I'm a simple being like anyone else. No big enlightenment. No big guru. No big practice. I practice like anyone else, still asking myself the same questions I ask everyone.
Without the formal practice, the rest stays as ideas. With it, it becomes how you live.
The teachings are the what. The practices are the how: the daily work that makes a different way of living actually possible. These are the ones Chi returns to: the sitting, the inquiry, the slow movement, the breath. They work.
Audio · 22 min
Guided standing meditation — with Chi Om
Meditation
— standing · walking · sitting
Meditation is how we stop long enough to actually see the mind. With the distractions removed, what is left becomes visible: the patterns, the thoughts, the things we usually do not notice we are doing. Seeing what is there is the first step. You cannot work with a mind you cannot see.
Qigong
— slow movement · breath · presence
Qigong is not Chi's invention. It is one of the oldest continuously practiced disciplines in the world — Chinese in origin, more than two thousand years old, threaded through both Daoist philosophy and Chinese medicine. He was introduced to it in San Francisco 30 years ago and has practiced it almost every day since. The movements are slow, the breath coordinated with each gesture. What it does is easier to feel than to describe: the body softens, the mind quiets, and whatever was tight or hurried in you starts to settle.
Life as a practice
— kitchen · conversation · reaction
The formal practices are meant to leave the meditation hall. The clarity, the peace, the insight you find in those uninterrupted hours are not meant to stay there. They are meant to come with you. Into the kitchen. Into the difficult conversation. Into the moment you usually react without thinking. If awareness only shows up when you sit, it has not really arrived. The training builds the capacity. The actual practice is the rest of the day.
Inquiry
— honest questions · turning inward
Inquiry is the work of looking honestly at what the mind tells you and asking whether it is actually true. The practice is inspired by Byron Katie's 'The Work'. The form has been shaped by Chi's own years of inquiry and refined through decades of guiding others. What comes through now is blunt, practical, and shaped by long experience. We do it because most of our suffering is built on thoughts we never questioned: inherited beliefs, repeated stories, fears about things that have not happened. Until those thoughts are examined, they keep running us. Once they are examined, most of them start to lose their grip, and we begin to see what is actually real.
Conscious movement
Pranayama, Yoga & stretching
— breath · flow · open the body
Most of us live in a body that has been tight and rushed for years. A body in that state cannot fully work with the mind; the two are too closely linked, and the body has to come first. Pranayama is the breath, used on purpose, with movement. Yoga and stretching is meeting the body where it is. Together they release what has been held in the body and bring real energy into the day. Chi has taught some form of this since he was eighteen, first to soldiers in the Israeli army, later studying further with teachers in South India and refining it through his own years of practice. The style is direct, embodied, stripped of anything that does not actually do something.
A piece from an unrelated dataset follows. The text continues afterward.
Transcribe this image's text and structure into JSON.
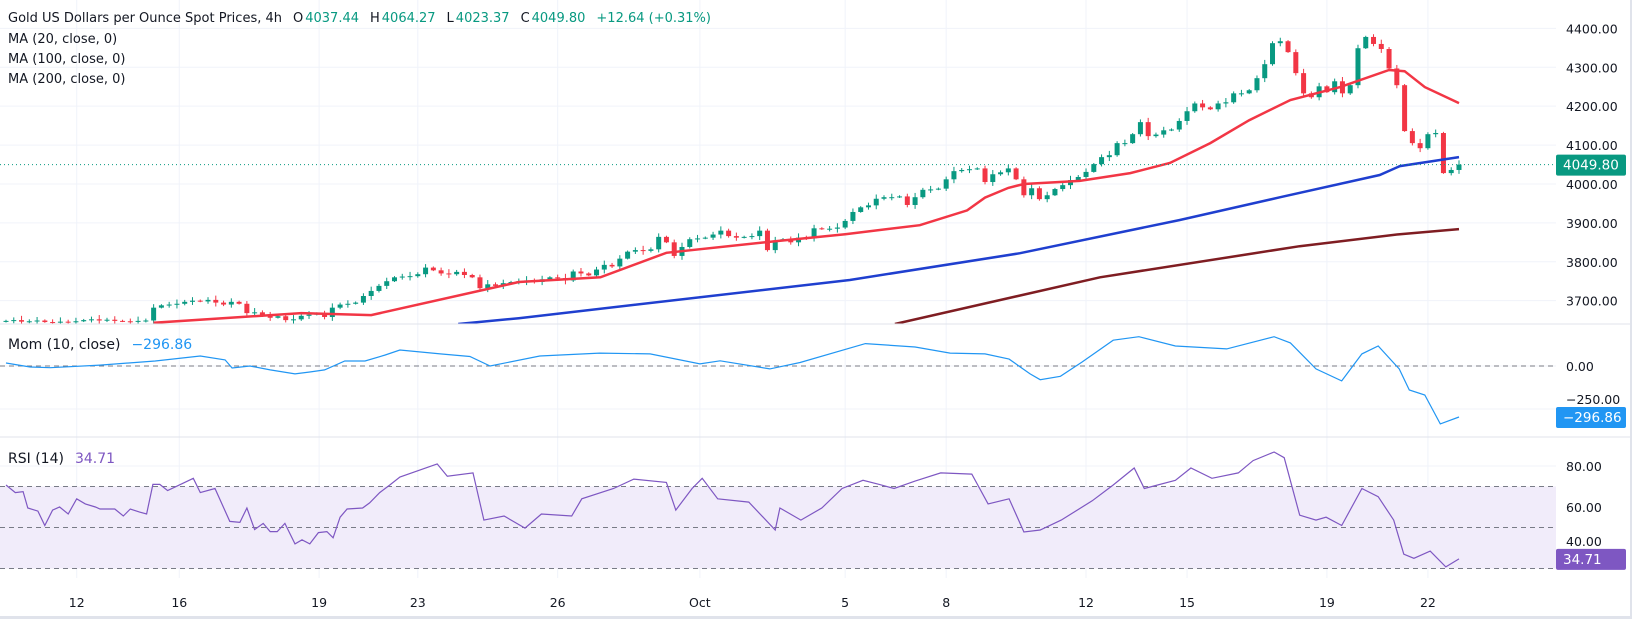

Chi keeps a small number of online sessions open each month, for those who cannot come in person, and for people continuing work that started here, who want help carrying it into daily life. There may be a waiting list.
No framework. No concepts to memorize. You bring the thing you have not been able to move on your own, and Chi walks you through it: practical, direct, focused on actual change. This is not therapy. It is for people who want support breaking out of patterns that are no longer serving them.